Bazen sokakta yürürken, kalabalığın içinde yüzlere bakıyorum. Kimisinin gözünde kırgınlık, kimisinin yüzünde yorgunluk, kimisinin de dilinde şikâyet… Ne garip bir hâle geldik. Kimimiz elindeki şansın farkında değil, kimimizse sınandığının. Sahip olduklarımızı görmezden gelip hep daha fazlasının peşine düşüyoruz. Mutluluğu hep bir adım ötede sanıyoruz.

Bir şeyler hep eksik gibi… Ama neyin eksik olduğunu da bilmiyoruz. Çünkü doyumsuzluğun içine düştük. Yetinmeyi unuttuk. Şükretmek, razı olmak, kabullenmek... Bunlar bize artık zayıflık gibi geliyor.

Kendimize yetemediğimiz gibi, başkalarına da huzur vermiyoruz. Hayatın içinde ne kadar öfke biriktirdiğimizin farkında bile değiliz. Sadece kendimize değil, sevdiklerimize de hayatı zorlaştırıyoruz. Oysa her birimizin sırtında görünmeyen yükler var. Belki bir sınav, belki bir kayıp, belki bir hayal kırıklığı...

Peki neden bu kadar çok başkalarının ne düşündüğüne takılıyoruz?
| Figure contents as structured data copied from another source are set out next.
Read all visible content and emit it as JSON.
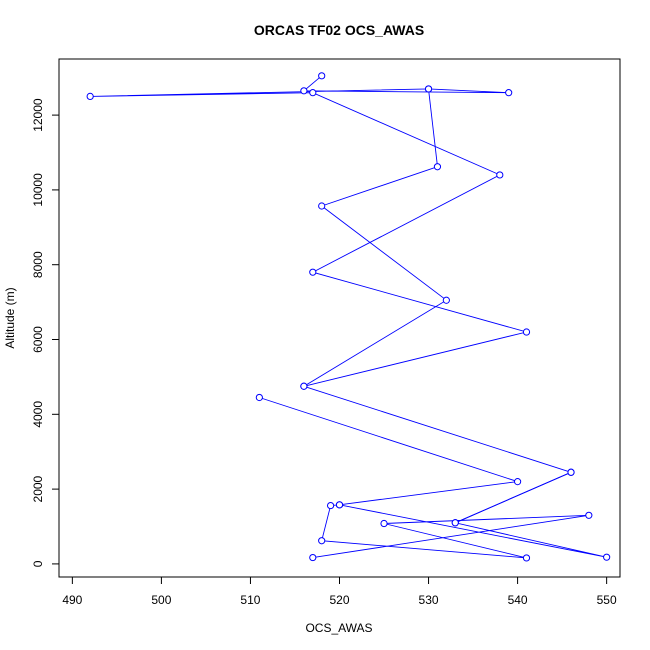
{
  "chart_data": {
    "type": "line",
    "title": "ORCAS TF02 OCS_AWAS",
    "xlabel": "OCS_AWAS",
    "ylabel": "Altitude (m)",
    "xlim": [
      488.5,
      551.5
    ],
    "ylim": [
      -350,
      13500
    ],
    "xticks": [
      490,
      500,
      510,
      520,
      530,
      540,
      550
    ],
    "yticks": [
      0,
      2000,
      4000,
      6000,
      8000,
      10000,
      12000
    ],
    "series": [
      {
        "color": "#0000ff",
        "marker": "open-circle",
        "points": [
          {
            "x": 518.0,
            "y": 13050
          },
          {
            "x": 516.0,
            "y": 12650
          },
          {
            "x": 539.0,
            "y": 12600
          },
          {
            "x": 530.0,
            "y": 12700
          },
          {
            "x": 492.0,
            "y": 12500
          },
          {
            "x": 517.0,
            "y": 12600
          },
          {
            "x": 538.0,
            "y": 10400
          },
          {
            "x": 517.0,
            "y": 7800
          },
          {
            "x": 541.0,
            "y": 6200
          },
          {
            "x": 516.0,
            "y": 4750
          },
          {
            "x": 546.0,
            "y": 2450
          },
          {
            "x": 533.0,
            "y": 1100
          },
          {
            "x": 550.0,
            "y": 180
          },
          {
            "x": 520.0,
            "y": 1580
          },
          {
            "x": 519.0,
            "y": 1560
          },
          {
            "x": 518.0,
            "y": 620
          },
          {
            "x": 541.0,
            "y": 160
          },
          {
            "x": 525.0,
            "y": 1080
          },
          {
            "x": 548.0,
            "y": 1300
          },
          {
            "x": 517.0,
            "y": 170
          }
        ]
      },
      {
        "color": "#0000ff",
        "marker": "open-circle",
        "points": [
          {
            "x": 530.0,
            "y": 12700
          },
          {
            "x": 531.0,
            "y": 10620
          },
          {
            "x": 518.0,
            "y": 9570
          },
          {
            "x": 532.0,
            "y": 7050
          },
          {
            "x": 516.0,
            "y": 4750
          }
        ]
      },
      {
        "color": "#0000ff",
        "marker": "open-circle",
        "points": [
          {
            "x": 511.0,
            "y": 4450
          },
          {
            "x": 540.0,
            "y": 2200
          },
          {
            "x": 520.0,
            "y": 1580
          }
        ]
      },
      {
        "color": "#0000ff",
        "marker": "open-circle",
        "points": [
          {
            "x": 546.0,
            "y": 2450
          },
          {
            "x": 533.0,
            "y": 1100
          }
        ]
      }
    ]
  }
}
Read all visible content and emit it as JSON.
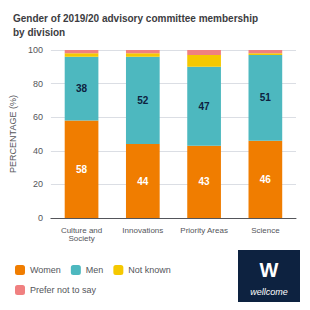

Neden hayatlarımızı, başkalarını memnun etmek uğruna yaşıyoruz? Kendi mutluluğumuzdan vazgeçip, onaylanmak uğruna ruhumuzu yıpratıyoruz. Oysa yaşam bu kadar karmaşık olmak zorunda değil.

En büyük zenginlik, sade bir hayat sürüp huzurlu olmaktır. Kimsenin işine karışmadan, yargılamadan, kıyaslamadan yaşamak. Kendi iç sesini dinlemek. Hayatı sadece sahip olduklarınla değil, hissettiklerinle anlamlandırmak…

Hayat kısa. Ne kırılmaya, ne kırmaya, ne de her şeyi didiklemeye değecek kadar uzun değil. Gelin, biraz duralım. Bırakalım başkalarını memnun etmeyi. Biraz içimize dönelim. Kendimizi affedelim. Başkalarını da… Ve her şeyden önce, yetinmeyi hatırlayalım.

Çünkü bazen en büyük huzur, daha fazlasını aramaktan değil, olanla mutlu olabilmektendir.